Mounir Mahjoubi n’apprécie visiblement pas que l’on évoque auprès de lui le Conseil National du Numérique. Le 19 décembre dernier, sa présidente Marie Ekeland et l’ensemble de ses 30 membres démissionnaient de leurs fonctions… huit jours après y avoir été nommés. « La nouvelle composition du CNNum doit être annoncée avant le début de l’année 2018 », affirmait alors Le Figaro, sur la foi d’un entretien avec le secrétaire d’Etat chargé du Numérique ; « C’est formidable que le sujet vous intéresse autant… On a besoin d’avoir des experts sur le numérique que l’on puisse consulter. Là, on va beaucoup parler d’intelligence artificielle. Ce sera un bon moment pour reparler du CNN. Trop longtemps avant, ou trop longtemps après, ce n’aurait pas été opportun », s’agace-t-il aujourd’hui après que Libération l’ait interrogé sur le sujet.
Simple péripétie ? Rupture singulière, en tout cas, avec la mission du Conseil telle que la rappelle son site Web, et qui ne semble pas se limiter à des sollicitations ponctuelles : « Le Conseil national du numérique est chargé d’étudier les questions relatives au numérique, en particulier les enjeux et les perspectives de la transition numérique de la société, de l’économie, des organisations, de l’action publique et des territoires. Il est placé auprès du ministre chargé du numérique. Dans son champ de compétence, il a pour missions :
- D’informer et de conseiller le Gouvernement dans l’élaboration, la conduite et l’évaluation des politiques et de l’action publiques ;
- De contribuer à l’élaboration des positions de la France aux niveaux européen et international;
- De formuler de manière indépendante et de rendre publics des avis et des recommandations». Par exemple celle sur la « Transformation numérique des PME », signée en 2016 par le Président du CNNum de l’époque… Mounir Mahjoubi.
Mais outre qu’elle apparaît peu raccord avec l’esprit de la campagne participative conduite sur les réseaux numériques par celui-ci pour le compte d’Emmanuel Macron, ce changement de pied apparaît assez symptomatique de la difficulté des gouvernements successifs à proposer une réflexion globale, appréhendant l’ensemble des dimensions de la société digitale.

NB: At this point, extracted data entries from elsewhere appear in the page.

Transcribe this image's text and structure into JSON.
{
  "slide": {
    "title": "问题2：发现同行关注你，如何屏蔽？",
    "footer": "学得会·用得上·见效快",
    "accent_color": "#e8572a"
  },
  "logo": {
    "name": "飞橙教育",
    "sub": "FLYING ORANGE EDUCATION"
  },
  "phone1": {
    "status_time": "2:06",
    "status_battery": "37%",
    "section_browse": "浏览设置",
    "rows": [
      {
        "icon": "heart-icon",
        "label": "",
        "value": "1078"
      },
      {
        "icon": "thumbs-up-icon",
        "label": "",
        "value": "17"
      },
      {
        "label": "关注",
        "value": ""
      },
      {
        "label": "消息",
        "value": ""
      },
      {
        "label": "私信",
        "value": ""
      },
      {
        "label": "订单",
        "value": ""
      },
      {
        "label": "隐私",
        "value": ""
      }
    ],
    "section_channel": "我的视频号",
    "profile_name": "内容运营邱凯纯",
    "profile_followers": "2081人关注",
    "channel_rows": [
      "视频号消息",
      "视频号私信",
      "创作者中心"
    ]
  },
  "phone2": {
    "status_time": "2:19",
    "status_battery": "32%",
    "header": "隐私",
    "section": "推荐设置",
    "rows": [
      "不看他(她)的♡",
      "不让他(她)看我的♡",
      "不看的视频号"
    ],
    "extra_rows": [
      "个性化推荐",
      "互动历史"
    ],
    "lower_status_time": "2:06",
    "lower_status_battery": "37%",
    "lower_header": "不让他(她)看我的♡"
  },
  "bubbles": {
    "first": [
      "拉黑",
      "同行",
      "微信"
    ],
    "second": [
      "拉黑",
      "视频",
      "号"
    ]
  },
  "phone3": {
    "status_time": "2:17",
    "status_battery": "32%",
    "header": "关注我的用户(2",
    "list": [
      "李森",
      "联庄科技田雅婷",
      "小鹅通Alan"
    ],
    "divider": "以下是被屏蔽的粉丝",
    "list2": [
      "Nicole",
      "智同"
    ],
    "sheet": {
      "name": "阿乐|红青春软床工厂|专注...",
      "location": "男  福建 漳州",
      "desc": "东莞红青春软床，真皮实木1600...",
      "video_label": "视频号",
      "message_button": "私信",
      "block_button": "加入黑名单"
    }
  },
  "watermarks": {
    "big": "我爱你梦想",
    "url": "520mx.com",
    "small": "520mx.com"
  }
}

Très haut débit un jour, neutralité le lendemain, fiscalité des GAFA et finalement Intelligence artificielle, comme autant de silos, mais quid d’une vision d’ensemble qui parte de l’individu et de la façon dont le numérique bouleverse sa façon de se former et de s’informer, de travailler et de se déplacer, de se soigner et de se divertir…
A l’inverse, la passionnante interview que le patron de Dassault Systèmes dans Les Echos est exemplaire, s’agissant de la transformation de l’industrie française (« Je pense qu’on a une industrie et un schéma directeur des initiatives de l’Etat qui reste sur un modèle de numérisation du passé. On ne repense pas réellement ce que sont les catégories futures de solutions. Entre numériser l’industrie du XXe siècle et inventer l’industrie du XXIe siècle, il y a une différence »), et au-delà (« Pourquoi n’a-t-on pas créé une filière villes par exemple ? Aujourd’hui, Singapour intègre dans une même approche, l’urbanisme, les services, la mixité sociale, la performance économique, la durabilité, les accès aux soins… Ce n’est pas de la science-fiction, cela se passe en ce moment »).
Le jeune ministre se situe malheureusement dans la continuité de ses prédécesseurs. Et, à défaut d’animer la réflexion collective, il ne semble pas non plus préoccupé de se saisir de l’arme législative : « Je n’ai aucun fétichisme pour ce genre de textes », répond-il à Libération, en réponse à la question de savoir s’il « prépare une loi sur le numérique ». Le lecteur est prévenu.